Hi community,
I have a regex query,and am unable to get my head around it. Might be simple for you guys.
I have a column which looks like so:
column
ABC Oy Apple Road
DE AF Ltd. Band Road
A DE Oy Col Street
GRE Plc Main Street
I would like to remove all characters before Oy/Ltd./Plc including these so that all that is left is the address (Apple Road, Band Road....).
Thanks a lot!
Rohit
Solved! Go to Solution.
Hi @adrrs
REGEX needs a pattern.
Is your pattern 3 characters, space, and then your address?
If yes, you don't even need REGEX for that.
A String function would do it.
Right(Field, Length(Field) - 4)
Cheers,
Hi,
Not exactly. It was just an example but a real world example would be more like so:
Apple Inc. Some Road
General Motors Plc. Detroit St.
The point is that I have identified these Inc/Plc/Oy as the common characters in all observations that can enable me to split the variable so that I aonly retain what comes after these characters.
Thanks!
You could try something like this, but be careful
REGEX_Replace([Field1], ".*(?:\bLtd\b|\bOy\b|\bInc\b|\bPlc\b)\W*(.*)", "$1")
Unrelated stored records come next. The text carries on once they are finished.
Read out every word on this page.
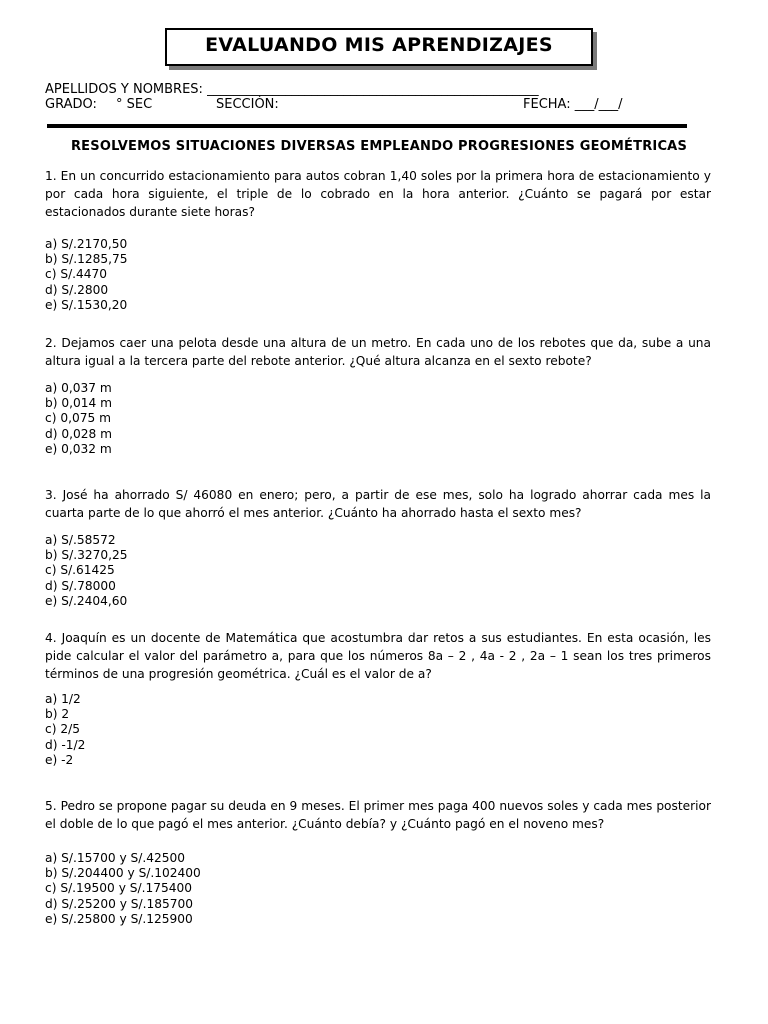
EVALUANDO MIS APRENDIZAJES
APELLIDOS Y NOMBRES: ___________________________________________________
GRADO: ° SEC	SECCIÓN:	FECHA: ___/___/
RESOLVEMOS SITUACIONES DIVERSAS EMPLEANDO PROGRESIONES GEOMÉTRICAS
1. En un concurrido estacionamiento para autos cobran 1,40 soles por la primera hora de estacionamiento y por cada hora siguiente, el triple de lo cobrado en la hora anterior. ¿Cuánto se pagará por estar estacionados durante siete horas?
a) S/.2170,50
b) S/.1285,75
c) S/.4470
d) S/.2800
e) S/.1530,20
2. Dejamos caer una pelota desde una altura de un metro. En cada uno de los rebotes que da, sube a una altura igual a la tercera parte del rebote anterior. ¿Qué altura alcanza en el sexto rebote?
a) 0,037 m
b) 0,014 m
c) 0,075 m
d) 0,028 m
e) 0,032 m
3. José ha ahorrado S/ 46080 en enero; pero, a partir de ese mes, solo ha logrado ahorrar cada mes la cuarta parte de lo que ahorró el mes anterior. ¿Cuánto ha ahorrado hasta el sexto mes?
a) S/.58572
b) S/.3270,25
c) S/.61425
d) S/.78000
e) S/.2404,60
4. Joaquín es un docente de Matemática que acostumbra dar retos a sus estudiantes. En esta ocasión, les pide calcular el valor del parámetro a, para que los números 8a – 2 , 4a - 2 , 2a – 1 sean los tres primeros términos de una progresión geométrica. ¿Cuál es el valor de a?
a) 1/2
b) 2
c) 2/5
d) -1/2
e) -2
5. Pedro se propone pagar su deuda en 9 meses. El primer mes paga 400 nuevos soles y cada mes posterior el doble de lo que pagó el mes anterior. ¿Cuánto debía? y ¿Cuánto pagó en el noveno mes?
a) S/.15700 y S/.42500
b) S/.204400 y S/.102400
c) S/.19500 y S/.175400
d) S/.25200 y S/.185700
e) S/.25800 y S/.125900
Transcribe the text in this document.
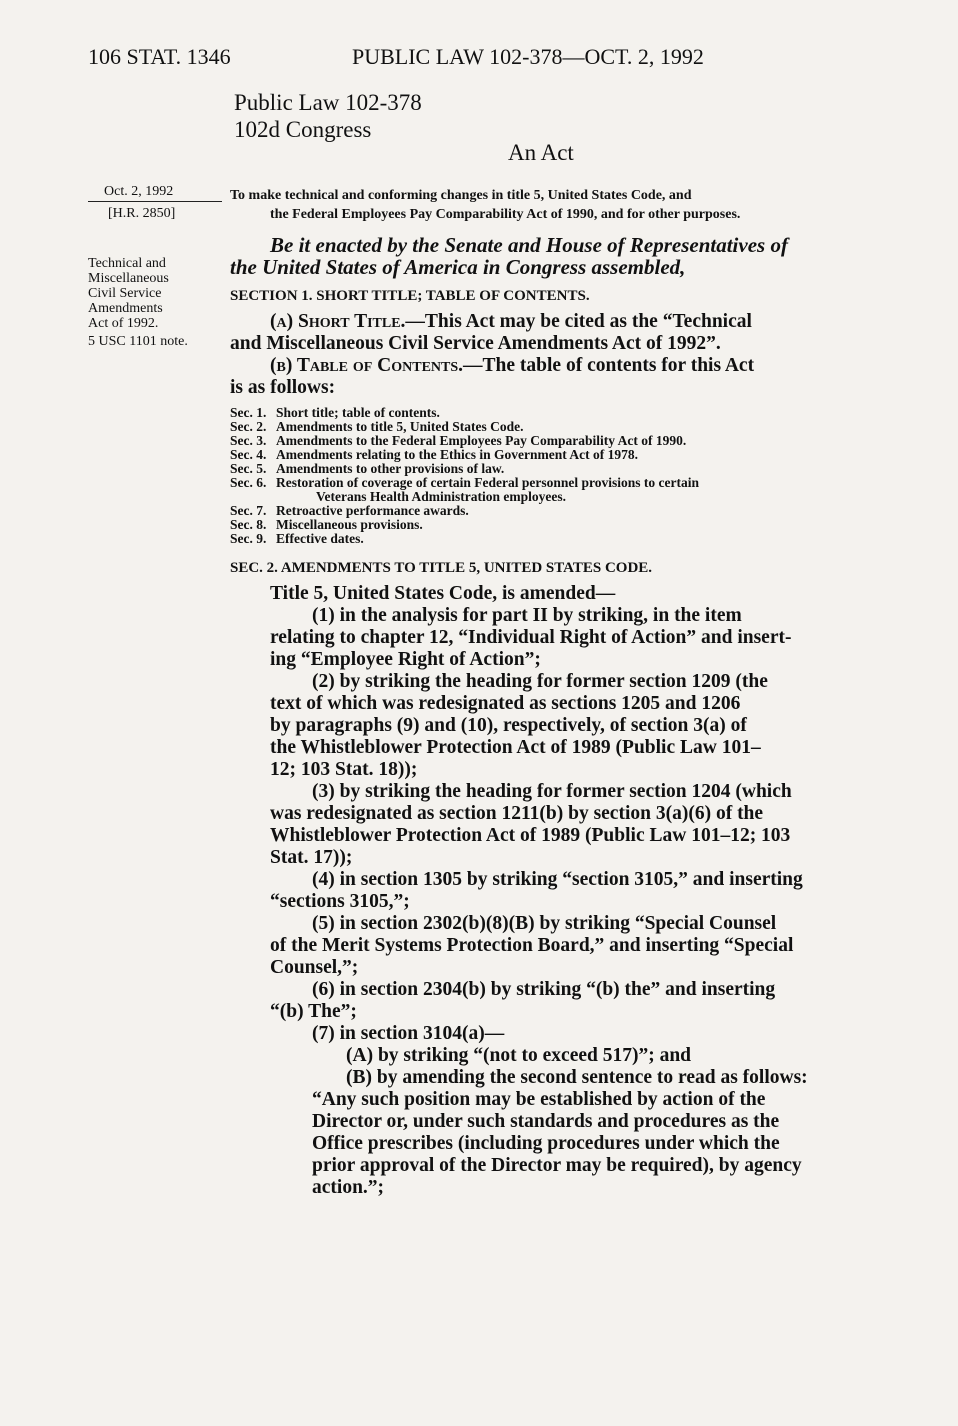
106 STAT. 1346	PUBLIC LAW 102-378—OCT. 2, 1992
Public Law 102-378
102d Congress
An Act
Oct. 2, 1992
[H.R. 2850]
Technical and
Miscellaneous
Civil Service
Amendments
Act of 1992.
5 USC 1101 note.
To make technical and conforming changes in title 5, United States Code, and
the Federal Employees Pay Comparability Act of 1990, and for other purposes.
Be it enacted by the Senate and House of Representatives of
the United States of America in Congress assembled,
SECTION 1. SHORT TITLE; TABLE OF CONTENTS.
(a) Short Title.—This Act may be cited as the “Technical
and Miscellaneous Civil Service Amendments Act of 1992”.
(b) Table of Contents.—The table of contents for this Act
is as follows:
Sec. 1. Short title; table of contents.
Sec. 2. Amendments to title 5, United States Code.
Sec. 3. Amendments to the Federal Employees Pay Comparability Act of 1990.
Sec. 4. Amendments relating to the Ethics in Government Act of 1978.
Sec. 5. Amendments to other provisions of law.
Sec. 6. Restoration of coverage of certain Federal personnel provisions to certain
Veterans Health Administration employees.
Sec. 7. Retroactive performance awards.
Sec. 8. Miscellaneous provisions.
Sec. 9. Effective dates.
SEC. 2. AMENDMENTS TO TITLE 5, UNITED STATES CODE.
Title 5, United States Code, is amended—
(1) in the analysis for part II by striking, in the item
relating to chapter 12, “Individual Right of Action” and insert-
ing “Employee Right of Action”;
(2) by striking the heading for former section 1209 (the
text of which was redesignated as sections 1205 and 1206
by paragraphs (9) and (10), respectively, of section 3(a) of
the Whistleblower Protection Act of 1989 (Public Law 101–
12; 103 Stat. 18));
(3) by striking the heading for former section 1204 (which
was redesignated as section 1211(b) by section 3(a)(6) of the
Whistleblower Protection Act of 1989 (Public Law 101–12; 103
Stat. 17));
(4) in section 1305 by striking “section 3105,” and inserting
“sections 3105,”;
(5) in section 2302(b)(8)(B) by striking “Special Counsel
of the Merit Systems Protection Board,” and inserting “Special
Counsel,”;
(6) in section 2304(b) by striking “(b) the” and inserting
“(b) The”;
(7) in section 3104(a)—
(A) by striking “(not to exceed 517)”; and
(B) by amending the second sentence to read as follows:
“Any such position may be established by action of the
Director or, under such standards and procedures as the
Office prescribes (including procedures under which the
prior approval of the Director may be required), by agency
action.”;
This probably might do the trick, if you see other words as patterns, you could include in the alternate expression.
Cheers,
Solution from @Thableaus is a good one
Another solution would be to use formula tool with
IF FindString([Field1],"Plc") >0 THEN
Trim(Right([Field1], Length([Field1]) - FindString([Field1],"Plc")-4))
ELSEIF FindString([Field1],"Oy") >0 THEN
Trim(Right([Field1], Length([Field1]) - FindString([Field1],"Oy")-3))
ELSEIF FindString([Field1],"Ltd") >0 THEN
Trim(Right([Field1], Length([Field1]) - FindString([Field1],"Ltd")-4))
ELSEIF FindString([Field1],"Inc") >0 THEN
Trim(Right([Field1], Length([Field1]) - FindString([Field1],"Inc")-4))
ELSE [Field1] ENDIF
You could use the Replace() function to substitute a common value for your list of values you would split on (e.g. a pipe '|'), and then you could use TextToColumns to do the split...
Something like REPLACE(REPLACE(REPLACE([Field],'Inc.','|'),'Plc','|'),'Oy','|')
You could also use the FindReplace tool to do the equivalent...which might be a little visually simpler to manage over the nested replaces. You'd basically have a Text Input tool with a "FIND" column populated with Inc/Plc/Oy and a "REPLACE" column that's your pipe '|' character. This feeds into the R connector on the Find Replace tool and your data connects to the F connector.
Thanks! This worked, although it gets ugly the more conditions you have.
Using the Find Replace tool would make the workflow tidier because the number of 'conditions' is handled in the input to the tool, not in a nested formula.